Quedó inmortalizado como Fredo Corleone, el hermano débil.

En la fiesta de fin del año ’59, en La Habana, mientras Castro y Guevara preparan la toma del poder, Michael descubre su traición, le da un beso de odio en la frente y le dice: “You broke my heart”.

En el velorio de Mamá Corleone, Connie le dice a Michael que por favor reciba a Fredo. “He’s so sweet and helpless without you”, dice, describiéndolo a la perfección. Michael lo abraza y después entra al Infierno, insalvable, mandándolo a matar en el lago de Nevada. Fredo cae al agua y se le ahoga el Ave María.

Pero también fue Stan, el ayudante de Gene Hackman en La conversación. Y Sal, el extraño socio de Al Pacino en el asalto al banco de Tarde de perros.

De novio con Meryl Streep, muriéndose de cáncer, interpretó a Stanley en El francotirador, el amigo que zafó de Vietnam.

Cinco películas perfectas y así John Cazale se despidió, cantando God bless America, hace veinticinco años.

Grito

Dos disparos y todos al suelo. Vincent le acierta al asesino disfrazado de cura y Michael se agarra la herida en el hombro. Cuando todo parece calmo, recién entonces vemos que el segundo disparo le dio a Mary justo en el medio del pecho. Sólo atina a caer de rodillas y decir “papi”, con una mirada de interrogación.

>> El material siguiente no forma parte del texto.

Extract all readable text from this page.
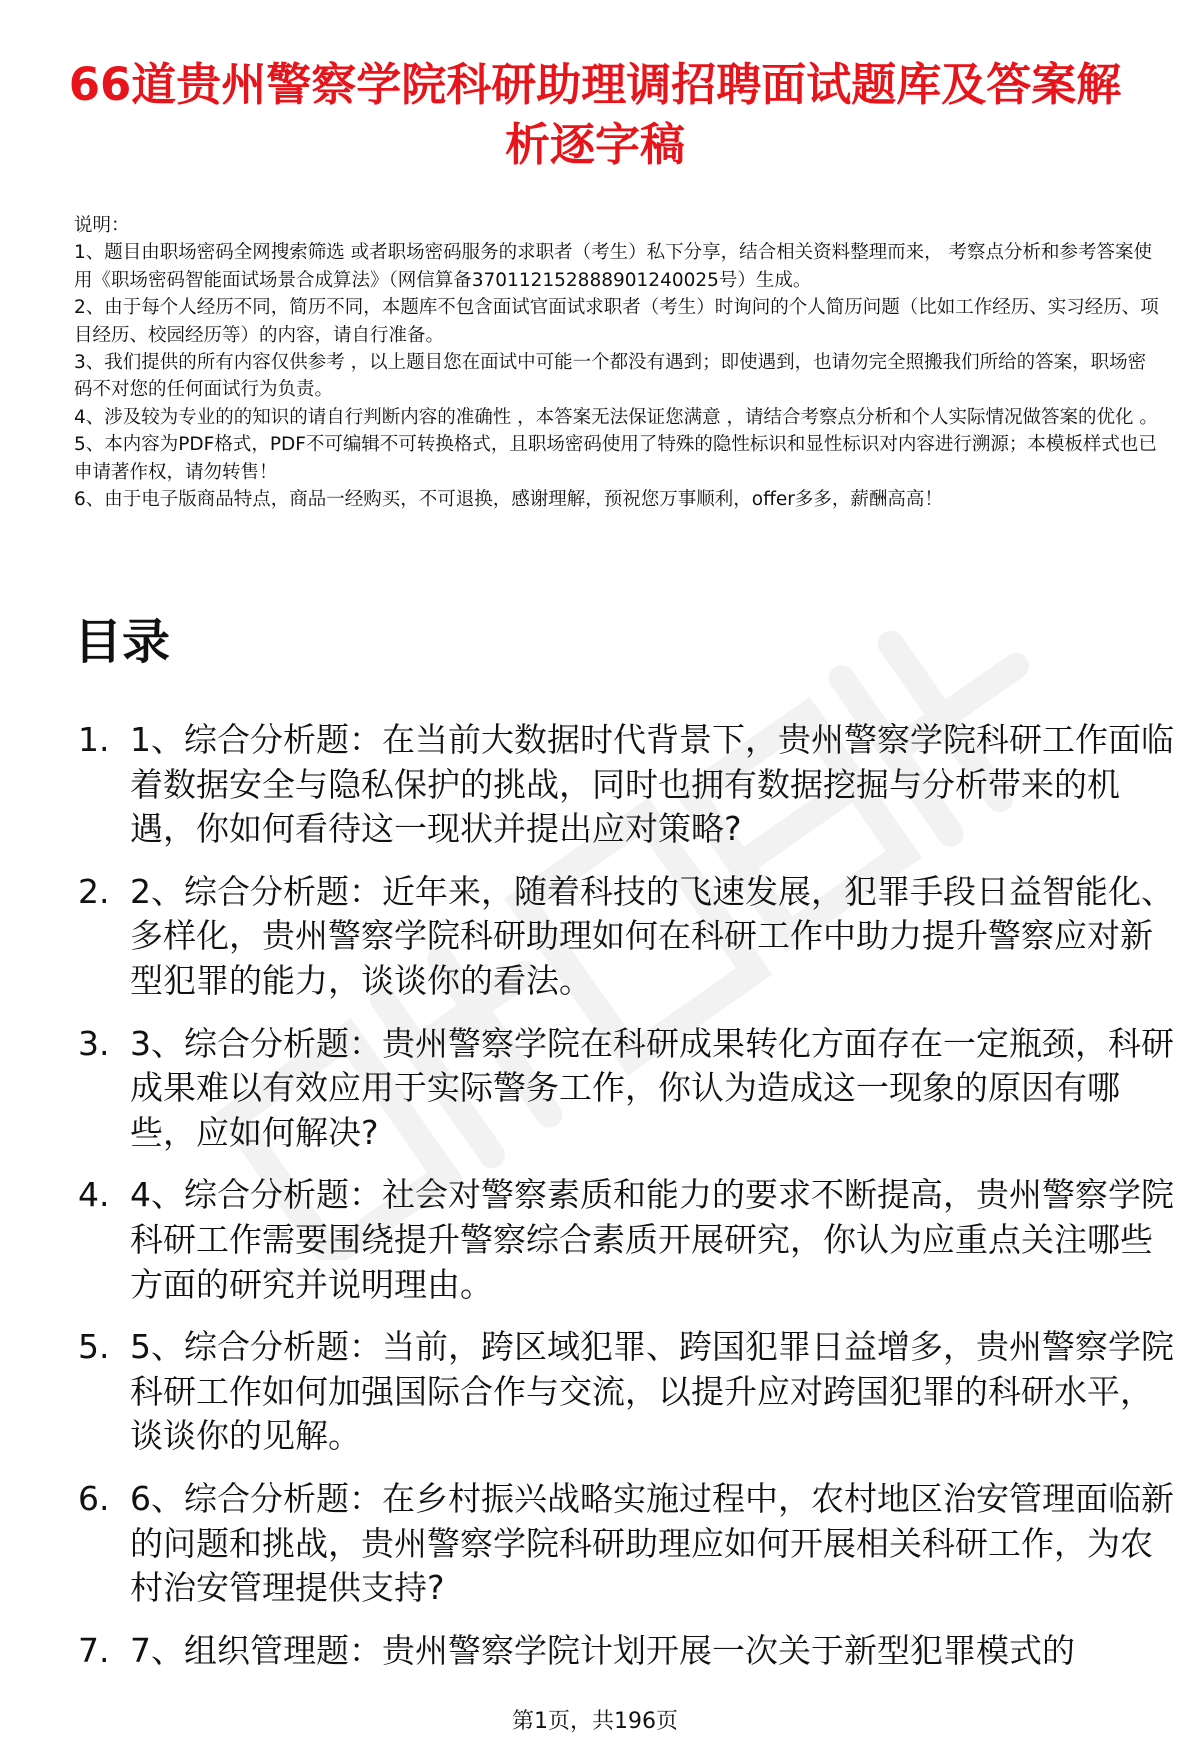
66道贵州警察学院科研助理调招聘面试题库及答案解析逐字稿

说明：

1、题目由职场密码全网搜索筛选 或者职场密码服务的求职者（考生）私下分享，结合相关资料整理而来， 考察点分析和参考答案使用《职场密码智能面试场景合成算法》（网信算备370112152888901240025号）生成。

2、由于每个人经历不同，简历不同，本题库不包含面试官面试求职者（考生）时询问的个人简历问题（比如工作经历、实习经历、项目经历、校园经历等）的内容，请自行准备。

3、我们提供的所有内容仅供参考 ，以上题目您在面试中可能一个都没有遇到；即使遇到，也请勿完全照搬我们所给的答案，职场密码不对您的任何面试行为负责。

4、涉及较为专业的的知识的请自行判断内容的准确性 ，本答案无法保证您满意 ，请结合考察点分析和个人实际情况做答案的优化 。

5、本内容为PDF格式，PDF不可编辑不可转换格式，且职场密码使用了特殊的隐性标识和显性标识对内容进行溯源；本模板样式也已申请著作权，请勿转售！

6、由于电子版商品特点，商品一经购买，不可退换，感谢理解，预祝您万事顺利，offer多多，薪酬高高！

目录
1. 1、综合分析题：在当前大数据时代背景下，贵州警察学院科研工作面临着数据安全与隐私保护的挑战，同时也拥有数据挖掘与分析带来的机遇，你如何看待这一现状并提出应对策略?
2. 2、综合分析题：近年来，随着科技的飞速发展，犯罪手段日益智能化、多样化，贵州警察学院科研助理如何在科研工作中助力提升警察应对新型犯罪的能力，谈谈你的看法。
3. 3、综合分析题：贵州警察学院在科研成果转化方面存在一定瓶颈，科研成果难以有效应用于实际警务工作，你认为造成这一现象的原因有哪些，应如何解决?
4. 4、综合分析题：社会对警察素质和能力的要求不断提高，贵州警察学院科研工作需要围绕提升警察综合素质开展研究，你认为应重点关注哪些方面的研究并说明理由。
5. 5、综合分析题：当前，跨区域犯罪、跨国犯罪日益增多，贵州警察学院科研工作如何加强国际合作与交流，以提升应对跨国犯罪的科研水平，谈谈你的见解。
6. 6、综合分析题：在乡村振兴战略实施过程中，农村地区治安管理面临新的问题和挑战，贵州警察学院科研助理应如何开展相关科研工作，为农村治安管理提供支持?
7. 7、组织管理题：贵州警察学院计划开展一次关于新型犯罪模式的
第1页，共196页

Todos lloran, Kay la abraza, Connie se cubre con el velo, el Padre Andrew Hagen reza en voz baja, Vincent maldice al cielo, y Michael grita. Un grito largo y sordo que se remonta a principios de siglo, al asesinato de un pobre tipo que no quiso humillarse ante Don Ciccio. El grito definitivo y seco que une a la de Mary las muertes violentas de Apolonia, de Santino, de Fredo, de Carlo. Es un grito silencioso que simboliza todo lo inexorable.

Es, sin ningún lugar a dudas, el mejor grito de la historia del cine. Y, probablemente, la última gran escena de Hollywood.